Para lembrar, as duas PECs propõem uma solução para o caos da tributação do consumo, fonte principal de ineficiências na economia, de perdas de produtividade e de redução do potencial de crescimento do país. Previa-se a criação de um moderno Imposto sobre o Valor Agregado (IVA), na linha das melhores práticas internacionais, adotadas por mais de 180 países que seguem essa modalidade de tributação.

Espanta a decisão do presidente Lira quando se sabe que ele exerceu pressão para a leitura do relatório da comissão pelo deputado Aguinaldo Ribeiro, seu relator. Foi dele o anúncio de que isso aconteceria esta semana. Houve reunião prévia dos líderes em que se sacramentou a ideia de Lira, o que permitiu a leitura do texto na tarde de ontem. Em meio à leitura, veio a decisão de extinguir a comissão, sob a alegação de que ela já havia ultrapassado o prazo estabelecido para seu funcionamento.

Lira recorreu, assim, a uma filigrana formal para golpear as propostas. Se houvesse boa vontade, bastaria mobilizar os líderes para prorrogar o prazo. Em política, havendo compromisso com boas ideias, é sempre possível solucionar problemas simples como esse.

Fica a impressão de que o presidente da Câmara atendeu a demandas do Ministério da Economia, que desde o início, em várias ocasiões, não demonstrou simpatia pelas PECs 45 e 110. O ministro Paulo Guedes preferia uma reforma para chamar de sua. Defendeu a criação de um IVA federal ao qual adeririam os estados que estivessem interessados. Ocorre que uma reforma como essa somente funciona em uma federação se todos os seus membros – União, estados e municípios – participarem de uma só vez, em um único bloco. Trata-se, pois, de grosso erro técnico.

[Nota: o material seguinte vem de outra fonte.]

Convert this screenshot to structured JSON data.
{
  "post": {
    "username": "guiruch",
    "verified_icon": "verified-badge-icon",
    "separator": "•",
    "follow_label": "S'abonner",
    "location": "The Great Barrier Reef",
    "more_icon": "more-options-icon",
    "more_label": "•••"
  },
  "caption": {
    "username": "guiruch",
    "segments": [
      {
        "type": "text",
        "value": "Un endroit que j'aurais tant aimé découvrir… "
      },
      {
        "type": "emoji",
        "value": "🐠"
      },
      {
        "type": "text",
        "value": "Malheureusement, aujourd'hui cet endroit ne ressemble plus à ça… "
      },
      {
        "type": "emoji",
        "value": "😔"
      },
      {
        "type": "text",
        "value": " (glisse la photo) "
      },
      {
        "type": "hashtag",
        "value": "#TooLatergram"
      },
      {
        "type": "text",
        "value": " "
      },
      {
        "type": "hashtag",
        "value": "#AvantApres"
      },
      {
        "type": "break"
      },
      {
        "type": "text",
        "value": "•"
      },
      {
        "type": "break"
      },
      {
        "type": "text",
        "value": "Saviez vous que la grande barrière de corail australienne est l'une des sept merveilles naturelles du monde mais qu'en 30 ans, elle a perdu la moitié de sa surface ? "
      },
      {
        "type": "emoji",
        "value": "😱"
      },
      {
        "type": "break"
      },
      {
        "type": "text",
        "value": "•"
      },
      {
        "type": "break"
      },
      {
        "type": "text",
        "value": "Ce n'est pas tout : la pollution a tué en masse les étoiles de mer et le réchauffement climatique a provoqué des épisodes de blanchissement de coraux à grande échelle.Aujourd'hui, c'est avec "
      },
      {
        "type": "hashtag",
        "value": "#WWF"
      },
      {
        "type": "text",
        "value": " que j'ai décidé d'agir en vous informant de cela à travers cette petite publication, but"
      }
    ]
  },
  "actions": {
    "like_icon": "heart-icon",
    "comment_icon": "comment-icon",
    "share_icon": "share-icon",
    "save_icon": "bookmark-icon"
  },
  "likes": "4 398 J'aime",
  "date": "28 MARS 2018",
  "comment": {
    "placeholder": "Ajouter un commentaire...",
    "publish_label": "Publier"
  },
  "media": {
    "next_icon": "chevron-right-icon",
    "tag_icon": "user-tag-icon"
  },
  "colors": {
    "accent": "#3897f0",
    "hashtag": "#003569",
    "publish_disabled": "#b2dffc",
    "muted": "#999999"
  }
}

Depois, propôs uma barbaridade, isto é, a recriação da CPMF com outro nome. Em seguida, falou na transformação do IPI em um imposto seletivo, o que já consta do relatório do deputado Ribeiro. Por último, propôs uma reforma tímida e incompleta, qual seja, a fusão do PIS e da Cofins sob uma Contribuição sobre Bens e Serviços (CBS). Lira tem defendido essa proposta, um sinal de que não nutre apoio às PECs 45 e 110.

Parlamentares da comissão e o presidente do Senado reagiram mal ao golpe e se manifestaram contrários à extinção. Espera-se que consigam salvar o relatório e os quase dois anos de árduo trabalho em prol da reforma, crucial não apenas para simplificar o sistema de tributação do consumo, mas também devolver ao país a racionalidade nessa área.